From the May 13, 1933, issue

RISING SILENTLY TO PROTECT NATIONS TIME

Almost as silently as you view the new domed building in the cover picture, this all-steel structure is rising at the U.S. Naval Observatory in Washington. There is no hammering of rivets to fray the nerves of humans and upset the accuracy of the delicate Naval Observatory clocks that regulate timepieces throughout the country.

Economy, rigidity of construction, and light-proof domes are also claimed as advantages of welding.

In addition to this building, 35 feet high and 33 feet in diameter, a smaller one 25 feet in height is being erected. The dark, curved steel piece in the foreground is the cover for the opening of the large dome.

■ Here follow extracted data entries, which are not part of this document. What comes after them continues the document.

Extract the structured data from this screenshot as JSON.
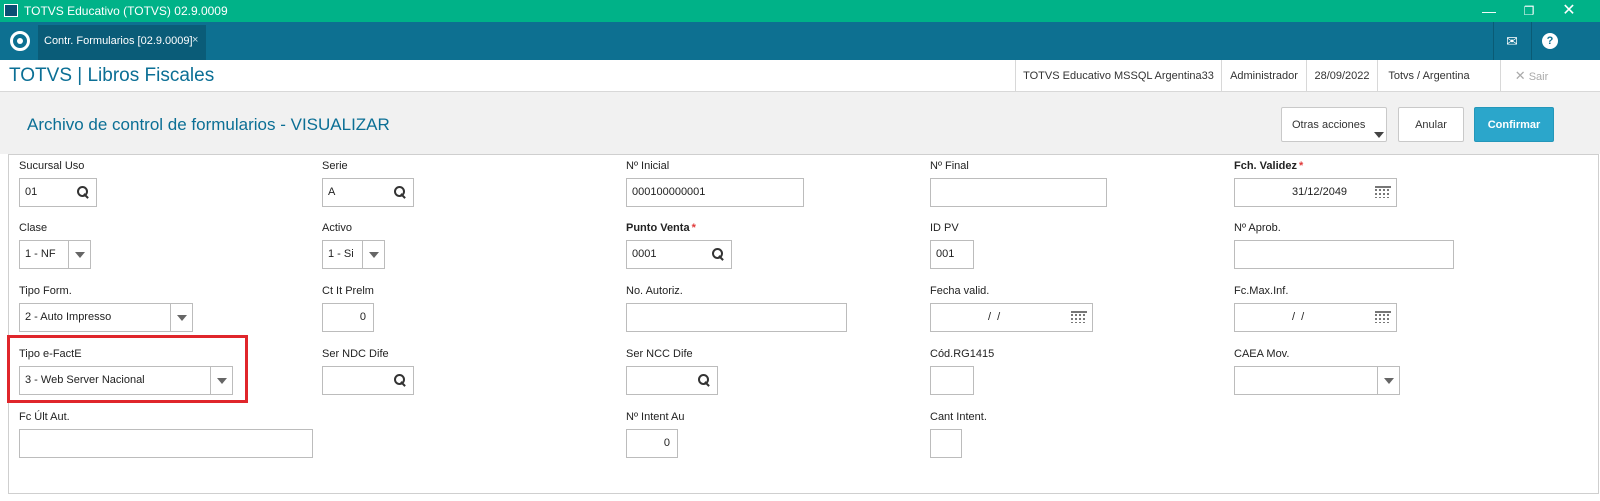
{
  "window": {
    "title": "TOTVS Educativo (TOTVS) 02.9.0009"
  },
  "tabbar": {
    "tab_label": "Contr. Formularios [02.9.0009]",
    "tab_close": "×"
  },
  "infobar": {
    "module_title": "TOTVS | Libros Fiscales",
    "environment": "TOTVS Educativo MSSQL Argentina33",
    "user": "Administrador",
    "date": "28/09/2022",
    "company": "Totvs / Argentina",
    "exit_label": "Sair"
  },
  "page": {
    "title": "Archivo de control de formularios - VISUALIZAR",
    "other_actions": "Otras acciones",
    "cancel": "Anular",
    "confirm": "Confirmar"
  },
  "form": {
    "sucursal_uso": {
      "label": "Sucursal Uso",
      "value": "01"
    },
    "serie": {
      "label": "Serie",
      "value": "A"
    },
    "n_inicial": {
      "label": "Nº Inicial",
      "value": "000100000001"
    },
    "n_final": {
      "label": "Nº Final",
      "value": ""
    },
    "fch_validez": {
      "label": "Fch. Validez",
      "value": "31/12/2049",
      "required": true
    },
    "clase": {
      "label": "Clase",
      "value": "1 - NF"
    },
    "activo": {
      "label": "Activo",
      "value": "1 - Si"
    },
    "punto_venta": {
      "label": "Punto Venta",
      "value": "0001",
      "required": true
    },
    "id_pv": {
      "label": "ID PV",
      "value": "001"
    },
    "n_aprob": {
      "label": "Nº Aprob.",
      "value": ""
    },
    "tipo_form": {
      "label": "Tipo Form.",
      "value": "2 - Auto Impresso"
    },
    "ct_it_prelm": {
      "label": "Ct It Prelm",
      "value": "0"
    },
    "no_autoriz": {
      "label": "No. Autoriz.",
      "value": ""
    },
    "fecha_valid": {
      "label": "Fecha valid.",
      "value": "/  /"
    },
    "fc_max_inf": {
      "label": "Fc.Max.Inf.",
      "value": "/  /"
    },
    "tipo_efacte": {
      "label": "Tipo e-FactE",
      "value": "3 - Web Server Nacional"
    },
    "ser_ndc_dife": {
      "label": "Ser NDC Dife",
      "value": ""
    },
    "ser_ncc_dife": {
      "label": "Ser NCC Dife",
      "value": ""
    },
    "cod_rg1415": {
      "label": "Cód.RG1415",
      "value": ""
    },
    "caea_mov": {
      "label": "CAEA Mov.",
      "value": ""
    },
    "fc_ult_aut": {
      "label": "Fc Últ Aut.",
      "value": ""
    },
    "n_intent_au": {
      "label": "Nº Intent Au",
      "value": "0"
    },
    "cant_intent": {
      "label": "Cant Intent.",
      "value": ""
    }
  },
  "colors": {
    "titlebar": "#00b288",
    "tabbar": "#0d7091",
    "accent": "#0b6f95",
    "confirm": "#2ba6cb",
    "highlight": "#e0262b",
    "required_star": "#e03a3a"
  }
}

These buildings are to house new 15- and 40-inch telescopes.

PASSING SOUND THROUGH GASES HELPS STUDY OF MOLECULES

It is lucky we do not live in an atmosphere of straight oxygen–at least in weather of desert humidity. We would not be able to hear sounds of high pitch at a considerable distance. Recent investigations carried out in the University of California at Los Angeles suggest that the excessive absorption of sound in air of certain humidities is due to collisions between oxygen and water molecules. Prof. Vern O. Knudsen described to the meeting of the Acoustical Society of America at Washington the Los Angeles experiments, in which Dr. H.O. Kneser, visiting physicist from the University of Marburg, cooperated.

Sound travels freely through chemically dried air, particularly at low temperatures, according to the electrical recording instruments of the California laboratory. Perhaps this accounts for the common opinion that audibility is keen on a clear, cold night. The introduction of small quantities of moisture promptly damps off the sound, especially tones of high pitch. Peculiarly, this phenomenon does not occur when pure nitrogen is substituted for the air, despite the fact that air is nearly 80 percent nitrogen. A shift to pure oxygen in the experiment reveals this latter gas as the guilty party. But oxygen alone is rather ineffective. Water vapor must also be present to affect the sound waves.

MANY COLORS FOUND IN EYES OF NEWBORN BABIES

The tradition that all babies’ eyes are blue at birth has been shattered. Taught by physicians, physiologists, and geneticists for many years, this “fact” has been proved a fallacy by the simple means of actually examining under good illumination the eyes of nearly 500 newborn infants in the hospital of the Johns Hopkins University. Dr. W.C. Beasley, instructor in psychology at the university, made the examination.

Not only were other colors than blue found in the newborn babies’ eyes, but brown was found in 79.5 percent of the white infants’ eyes and 99.3 percent of the Negroes’. Many eyes held several colors. Yellowish and reddish browns were seen, and greens, violet, gray, and lavender, as well as flecks and streaks of as many as 187 different hues. Only 28 of the 455 infants examined had plain blue eyes.